Material And Methods
CSF and Serum Transferrin concentrations, Transferrin quotient QTf (i.e. CSF Transferrin/Serum Transferrin x 10(3)) and index (QTf/QAlbumin) were determined in a group of 51 patients with Clinically Definite or Probable Multiple Sclerosis (MS).
Patients were subdivided according to the disease form (Relapsing/Remitting = R/R, Secondary/Progressive = S/P, Primary/Progressive = P/P.
Patients with R/R form were further subdivided into those in the attack and those in remission), disease severity (EDSS 0-5.5, EDSS 6.0-10.0).
Its treatment (non-treated - including patients treated with Vitamins and/ or Vasodilators only, treated - i.e. GlucoCorticoids and/or ImmunoSuppressants and/or (exceptionally) Interferon-ß), disease duration (0-2 years, >2-10 years, > 10 years) and sex.
Correlation of Transferrin values with age was also performed.
Results
Serum Transferrin was somewhat lower and significantly more frequently subnormal in P/P patients in comparison with the S/P form and the R/R form in remission.
Transferrin index was significantly higher in the P/P form than in the R/R as well as the S/P form.
Transferrin quotient was significantly more frequently subnormal in patients in remission compared to those in the attack of the R/R disease.
CSF Transferrin as well as Transferrin quotient were more frequently subnormal in patients with short disease duration (0-2 years) than in patients with longer disease duration; these parameters, however, correlated also significantly with age.
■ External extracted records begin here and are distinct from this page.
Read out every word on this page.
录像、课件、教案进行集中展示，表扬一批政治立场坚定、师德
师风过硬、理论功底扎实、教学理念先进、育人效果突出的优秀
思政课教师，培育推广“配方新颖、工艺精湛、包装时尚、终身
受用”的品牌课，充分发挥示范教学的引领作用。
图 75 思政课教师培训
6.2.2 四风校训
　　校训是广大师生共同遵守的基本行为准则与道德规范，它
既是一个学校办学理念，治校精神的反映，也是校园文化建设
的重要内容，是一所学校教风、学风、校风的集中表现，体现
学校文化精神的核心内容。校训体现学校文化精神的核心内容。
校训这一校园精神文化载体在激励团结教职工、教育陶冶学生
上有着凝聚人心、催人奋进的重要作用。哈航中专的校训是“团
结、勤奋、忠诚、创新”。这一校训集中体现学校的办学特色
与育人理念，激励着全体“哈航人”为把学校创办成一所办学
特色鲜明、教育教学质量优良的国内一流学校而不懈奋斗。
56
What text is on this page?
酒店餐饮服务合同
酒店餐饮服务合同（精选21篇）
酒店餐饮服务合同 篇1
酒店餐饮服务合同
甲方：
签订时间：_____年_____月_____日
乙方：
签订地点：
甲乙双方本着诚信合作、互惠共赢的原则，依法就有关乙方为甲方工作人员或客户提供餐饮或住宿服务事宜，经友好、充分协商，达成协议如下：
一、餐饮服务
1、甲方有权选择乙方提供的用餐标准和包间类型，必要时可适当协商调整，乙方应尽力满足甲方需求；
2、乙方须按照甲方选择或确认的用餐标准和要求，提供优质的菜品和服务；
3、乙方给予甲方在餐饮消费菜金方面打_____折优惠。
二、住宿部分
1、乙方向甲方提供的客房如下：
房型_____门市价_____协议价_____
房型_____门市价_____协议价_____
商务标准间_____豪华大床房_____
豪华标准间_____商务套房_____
CSF Transferrin and Transferrin quotient were higher in male than in female patients.
Conclusion
The authors conclude that evaluation of Transferrin in MS patients - along with Albumin - may help to differentiate among various MS subgroups, since there are significant differences among R/R, S/P and P/P forms.
For this purpose, however, other CSF protein fractions should be evaluated in parallel in order to obtain more complex information and to establish a panel of examinations enabling multiple statistical analyzes.
Transferrin evaluation in MS may also be of significant theoretical interest, since Transferrin is known to be involved in the regulation of Iron metabolism and it may have a protective role against the Oxidative Stress.
Moreover, Transferrin is a Growth Factor important for proliferation of activated T-Lymphocytes.
By means of the use of Transferrin quotient and especially Transferrin index, it may be possible to estimate the proportion of intra-CNS-synthesized Transferrin and/or rate of specific Transferrin transport across the Blood-CSF Barrier. Further studies are, however, needed for such an evaluation.